« Mazette, c’est à vous ces jolis yeux ?! » –> [rateau]
« Vas-y, tu m’files ton zérocisse ? » –> [rateau]
« Tu es comme le vent qui fait chanter les violons et emporte au loin le parfum des roses » –> [rateau]
..
« Bonjour, c’est pour un sondage… voudriez-vous coucher avec moi ? » –> [rateau]
« J’vous paye un verre ? » –> [rateau]
« Tu danses ? » –> [rateau]
« Mademoiselle…? » –> [rateau]
Raaaaaah, mais bordel, c’est pas possible ! Pourquoi quasi-systématiquement, à peine leur a-t-on adressé la parole, à peine même avons-nous seulement osé poser les yeux sur elles, les filles nous rembarrent-elles aussi sec !?
Est-ce du à notre technique d’approche ? A notre physique ?
Ou peut-être, à l’inverse, est-ce du à leur physique à elles ? Je veux dire, si l’on s’attaquait plus volontiers à une moche ou une grosse, aurions-nous autant de refus si catégoriques ?
Peut-être pas, mais du coup, je m’demande : si on se dirige plus vers le canon que vers sa copine moche (sauf quand on joue la carte du « j’approche de la moche pour pécho’ la bombasse »), est-ce vraiment une histoire de goûts personnels, ou purement et simplement par rapport au regard que les autres porteront ensuite sur notre couple ?
Autant de questions que se pose Thomas au cours de ses pérégrinations amoureuses… fréquemment ponctuées d’échecs !
Qui est ce fameux Thomas ?
Thomas est l’archétype du Mâle Occidental Contemporain : ni top-modèle ni laidron, ni tchatcheur professionnel ni timide invétéré, ni pété de thunes ni clodo’, ni jeune branchouille lecteur de Télérama ni vieux geek accro’ à jeuxvideo.com, ni bobo de gauche ni connard de droite…
En fait, Thomas, c’est un peu ce gars que vous avez croisé hier en soirée, ce mec qui s’est assis à côté de vous dans le bus ce matin, le pote de votre pote qui vous a rejoint le temps d’un café… et puis, avouons-le : Thomas, c’est aussi un peu vous et moi, messieurs !
Mais attention, si, moi, je m’adresse aux messieurs, le bouquin, lui, s’adresse également aux femmes !
Parce qu’en ces pages, je peux vous dire qu’il y en a une sacrée tripotée, de femmes !
De la voisine un peu nympho’ à la timide coincée du cul en passant par la féministe militante, c’est une belle brochette de portraits féminins que nous aurons le plaisir de voir défiler sous nos yeux…
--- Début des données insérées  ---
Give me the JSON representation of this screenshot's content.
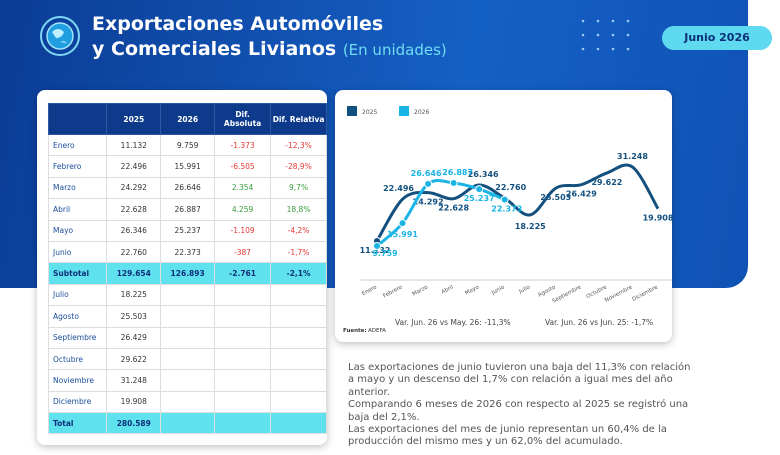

…toutes différentes, mais toutes aussi succulentes les unes que les autres !
Plaisir d’autant plus grand que cette myriade de personnages prend idéalement corps sous le crayon de Clément Oubrerie ; aussi à l’aise pour leur apporter cette expressivité et cette gestuelle à la fois comique et si juste, que pour les faire évoluer dans un Paris contemporain bourré de ces petits détails qui caractérisent tant notre époque !
Alors oui, on pourrait critiquer l’absence de réel scénario, avancer que cette suite de sketchs ressemble un peu à un catalogue, que ce catalogue déborde de clichés, et que ces clichés sont parfois à la limite de la misogynie… ou alors, on peut aussi prendre ce bouquin comme une simple comédie de mœurs s’amusant avec les codes actuels, grinçante mais pas bien méchante, agréable et tout à fait dans l’air du temps !
Mâle occidental contemporain, de Bégaudeau & Oubrerie (ed. Delcourt – Mirages).